The government is due to set out a roadmap to relax the measures in England on February 22, and has indicated schools could reopen on March 8.

However, Health Secretary Matt Hancock said there is "some way to go" before lockdown can be eased, stressing the government was awaiting key data on how successfully the vaccines reduce transmission.

But over the weekend, more than 60 MPs from the ruling Conservatives signed a letter calling for Johnson to commit to a firm timetable ending with the lifting of all legal controls by the end of April.

Once enough people are inoculated, "it’s time for us to take a bold stride into life and start to recover our society and our humanity", lawmaker Steve Baker told Talkradio on Monday.

While eyeing a possible route out of lockdown, the government is also tightening the borders to guard against emerging variants of the coronavirus that could undermine the vaccination programme.

The new quarantine policy requires all UK citizens and permanent residents entering England from 33 "red list" countries to self-isolate at their own expense in approved hotels for 10 days and take several Covid-19 tests.

Other visitors from the countries, including all South American nations, South Africa and Portugal, are currently barred from visiting the UK.

Meanwhile, a British man pleaded guilty on Monday to violating Singapore’s strict coronavirus rules by having a tryst with his fiancee at a luxury hotel while under quarantine.

The 52-year-old arrived in September from London to visit his then-fiancee, Singaporean Agatha Maghesh Eyamalai, and was ordered to quarantine for two weeks at the hotel.

Meantime, the Dubai International Airport reported on Monday a 70 percent drop in traffic last year amid global closures and travel restrictions due to the coronavirus.

The number of travellers that passed through the major transit hub fell from more than 86 million in 2019 to 25.9 million in 2020, according a statement from the Dubai Media Office.

"In the past year we have witnessed the most difficult circumstances the travel industry has ever faced," Paul Griffiths, CEO of Dubai Airports, said in the statement.

"The impact of the Covid-19 pandemic has been felt not only in our sector, but across the entire world." The emirate of Dubai -- one of the seven that make up the United Arab Emirates -- temporarily closed its airport and suspended flights in early 2020 to curb the spread of the coronavirus.
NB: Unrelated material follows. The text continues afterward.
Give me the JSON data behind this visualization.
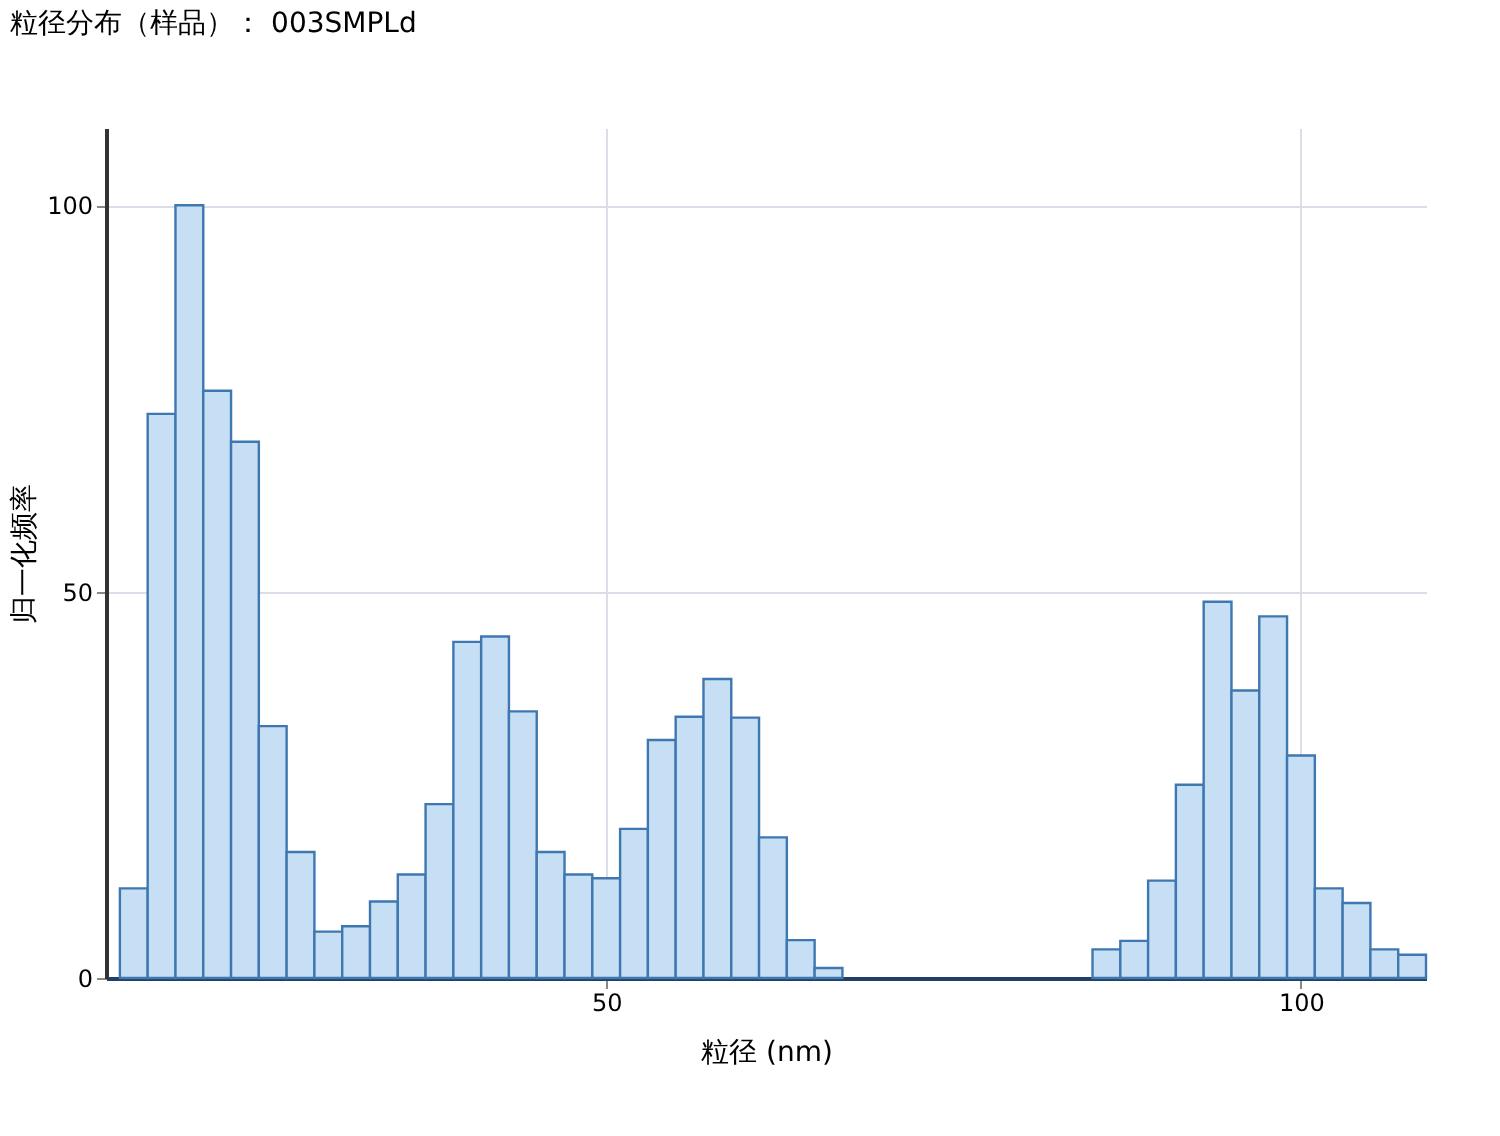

According to the International Air Transport Association (IATA), global air passenger traffic plunged by an unprecedented 66 percent last year owing to travel restrictions imposed during the pandemic.
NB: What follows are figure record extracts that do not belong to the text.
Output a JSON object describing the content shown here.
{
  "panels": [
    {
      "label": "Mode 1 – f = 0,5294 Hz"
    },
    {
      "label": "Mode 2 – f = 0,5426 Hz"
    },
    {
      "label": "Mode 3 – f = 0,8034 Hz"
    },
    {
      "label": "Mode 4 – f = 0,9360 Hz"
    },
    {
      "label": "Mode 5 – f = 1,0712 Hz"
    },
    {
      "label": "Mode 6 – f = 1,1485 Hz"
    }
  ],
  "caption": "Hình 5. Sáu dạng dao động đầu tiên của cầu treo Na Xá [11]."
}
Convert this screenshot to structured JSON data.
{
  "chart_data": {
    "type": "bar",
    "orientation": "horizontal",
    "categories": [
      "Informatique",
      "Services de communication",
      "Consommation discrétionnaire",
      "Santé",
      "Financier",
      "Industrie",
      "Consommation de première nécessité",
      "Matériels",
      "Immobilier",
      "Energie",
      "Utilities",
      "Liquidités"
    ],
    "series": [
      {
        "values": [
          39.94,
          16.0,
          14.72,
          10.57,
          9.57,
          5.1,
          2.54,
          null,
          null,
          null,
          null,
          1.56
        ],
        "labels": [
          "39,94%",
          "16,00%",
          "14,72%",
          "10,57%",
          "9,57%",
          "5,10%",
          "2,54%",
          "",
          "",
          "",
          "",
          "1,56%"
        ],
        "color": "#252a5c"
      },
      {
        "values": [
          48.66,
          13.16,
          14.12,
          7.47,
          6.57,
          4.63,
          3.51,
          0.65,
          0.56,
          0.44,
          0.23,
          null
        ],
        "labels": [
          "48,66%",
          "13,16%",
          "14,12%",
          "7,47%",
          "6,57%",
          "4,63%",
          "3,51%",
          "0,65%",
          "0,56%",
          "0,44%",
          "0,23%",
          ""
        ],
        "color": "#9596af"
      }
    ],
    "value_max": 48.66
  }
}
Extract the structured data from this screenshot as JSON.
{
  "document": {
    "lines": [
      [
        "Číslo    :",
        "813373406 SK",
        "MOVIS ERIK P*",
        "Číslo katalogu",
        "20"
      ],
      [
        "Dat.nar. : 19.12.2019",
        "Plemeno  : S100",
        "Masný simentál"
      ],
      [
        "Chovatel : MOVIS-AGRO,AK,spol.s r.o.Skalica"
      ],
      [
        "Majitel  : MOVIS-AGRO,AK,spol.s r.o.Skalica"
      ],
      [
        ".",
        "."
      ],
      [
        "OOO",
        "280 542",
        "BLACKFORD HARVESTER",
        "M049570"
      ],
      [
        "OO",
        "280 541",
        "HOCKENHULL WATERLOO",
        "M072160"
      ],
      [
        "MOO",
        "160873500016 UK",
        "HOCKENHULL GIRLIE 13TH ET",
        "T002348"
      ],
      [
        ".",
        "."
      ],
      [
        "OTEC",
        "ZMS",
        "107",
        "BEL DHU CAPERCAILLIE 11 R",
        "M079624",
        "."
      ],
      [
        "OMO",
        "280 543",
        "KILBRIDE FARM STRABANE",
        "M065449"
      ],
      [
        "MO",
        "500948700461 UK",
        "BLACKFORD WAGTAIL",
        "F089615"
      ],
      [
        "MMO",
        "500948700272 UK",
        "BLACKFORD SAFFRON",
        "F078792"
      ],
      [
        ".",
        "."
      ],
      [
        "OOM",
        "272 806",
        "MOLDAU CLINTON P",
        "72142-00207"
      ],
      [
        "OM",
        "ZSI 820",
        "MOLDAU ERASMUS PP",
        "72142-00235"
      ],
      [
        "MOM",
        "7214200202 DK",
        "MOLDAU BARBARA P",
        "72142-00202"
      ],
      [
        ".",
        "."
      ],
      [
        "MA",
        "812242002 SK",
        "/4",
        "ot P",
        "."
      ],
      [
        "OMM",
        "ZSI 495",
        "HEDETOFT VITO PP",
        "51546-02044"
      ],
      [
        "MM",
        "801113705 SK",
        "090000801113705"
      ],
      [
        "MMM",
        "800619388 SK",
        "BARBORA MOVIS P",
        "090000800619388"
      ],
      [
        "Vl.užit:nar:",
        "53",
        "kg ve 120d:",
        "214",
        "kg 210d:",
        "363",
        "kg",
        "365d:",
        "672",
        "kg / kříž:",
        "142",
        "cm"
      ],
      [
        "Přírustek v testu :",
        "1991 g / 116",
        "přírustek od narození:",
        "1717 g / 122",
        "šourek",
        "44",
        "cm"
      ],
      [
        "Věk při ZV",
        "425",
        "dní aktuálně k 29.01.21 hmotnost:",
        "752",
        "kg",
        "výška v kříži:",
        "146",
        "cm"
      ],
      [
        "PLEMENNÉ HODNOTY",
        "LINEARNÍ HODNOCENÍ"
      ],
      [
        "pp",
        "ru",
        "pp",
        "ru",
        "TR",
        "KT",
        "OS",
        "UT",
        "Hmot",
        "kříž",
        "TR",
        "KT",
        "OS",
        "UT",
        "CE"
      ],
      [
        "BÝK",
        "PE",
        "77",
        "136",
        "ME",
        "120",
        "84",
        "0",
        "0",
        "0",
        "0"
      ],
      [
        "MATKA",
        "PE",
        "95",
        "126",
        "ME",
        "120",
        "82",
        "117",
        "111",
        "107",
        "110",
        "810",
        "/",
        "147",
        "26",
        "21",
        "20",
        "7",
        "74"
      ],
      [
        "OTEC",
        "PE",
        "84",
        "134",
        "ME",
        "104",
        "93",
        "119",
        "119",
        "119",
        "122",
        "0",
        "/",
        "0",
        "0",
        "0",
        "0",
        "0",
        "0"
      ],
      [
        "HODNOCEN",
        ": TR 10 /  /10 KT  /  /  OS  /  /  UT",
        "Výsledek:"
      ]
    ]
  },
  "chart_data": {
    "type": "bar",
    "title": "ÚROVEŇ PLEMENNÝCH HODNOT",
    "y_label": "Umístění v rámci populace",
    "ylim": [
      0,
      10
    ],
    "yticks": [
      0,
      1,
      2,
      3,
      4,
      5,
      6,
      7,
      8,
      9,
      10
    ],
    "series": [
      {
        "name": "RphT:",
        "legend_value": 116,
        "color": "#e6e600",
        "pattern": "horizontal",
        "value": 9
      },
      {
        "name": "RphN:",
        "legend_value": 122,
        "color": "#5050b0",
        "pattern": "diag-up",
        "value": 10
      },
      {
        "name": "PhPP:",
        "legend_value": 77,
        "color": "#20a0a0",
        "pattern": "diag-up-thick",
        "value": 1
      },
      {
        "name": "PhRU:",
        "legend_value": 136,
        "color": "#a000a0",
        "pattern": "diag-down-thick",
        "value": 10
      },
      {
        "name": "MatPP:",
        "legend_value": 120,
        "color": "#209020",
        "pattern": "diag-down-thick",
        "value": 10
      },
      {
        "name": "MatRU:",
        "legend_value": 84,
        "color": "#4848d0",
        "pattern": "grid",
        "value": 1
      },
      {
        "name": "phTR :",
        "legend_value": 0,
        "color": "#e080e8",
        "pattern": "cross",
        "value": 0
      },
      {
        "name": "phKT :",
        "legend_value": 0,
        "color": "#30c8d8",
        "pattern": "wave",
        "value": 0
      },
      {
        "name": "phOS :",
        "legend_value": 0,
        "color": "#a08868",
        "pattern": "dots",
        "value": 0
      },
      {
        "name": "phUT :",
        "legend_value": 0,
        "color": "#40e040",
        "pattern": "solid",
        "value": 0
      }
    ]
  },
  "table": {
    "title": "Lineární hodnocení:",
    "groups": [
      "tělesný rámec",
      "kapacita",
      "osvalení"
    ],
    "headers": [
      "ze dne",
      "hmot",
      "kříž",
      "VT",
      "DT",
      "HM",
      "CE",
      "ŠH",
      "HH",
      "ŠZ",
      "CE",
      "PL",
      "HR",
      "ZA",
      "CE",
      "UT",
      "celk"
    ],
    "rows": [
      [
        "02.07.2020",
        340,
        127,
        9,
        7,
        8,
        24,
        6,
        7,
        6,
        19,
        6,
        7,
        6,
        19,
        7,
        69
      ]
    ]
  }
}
India accounted for the largest number of passengers at the Dubai airport last year, with 4.3 million Indians travelling through the hub. The United Kingdom came in second, with 1.89 million people entering the airport, narrowly ahead of Pakistan’s 1.86 million.

Dubai International Airport had seen its first dip in traffic in 20 years in 2019, when the number of travellers fell by 3.1 percent, but the hub remained the world’s busiest for international passengers.

The emirate, one of the first destinations to reopen to tourism last year, became a magnet for visitors escaping dreary winter weather and stringent Covid-19 restrictions. But the open door policy has come under scrutiny in recent weeks, as some 500,000 tourists flocked to its luxury resorts and sunny beaches over the end-of-year holiday period, triggering a sharp spike in cases.

The UAE launched a vaccination campaign in December and has administered some five million doses among its population of nearly 10 million.

In a related development, Gaza parents and guardians have new powers to block adult children or dependants from travelling, the territory’s Hamas rulers said in a decision condemned by rights groups on Monday.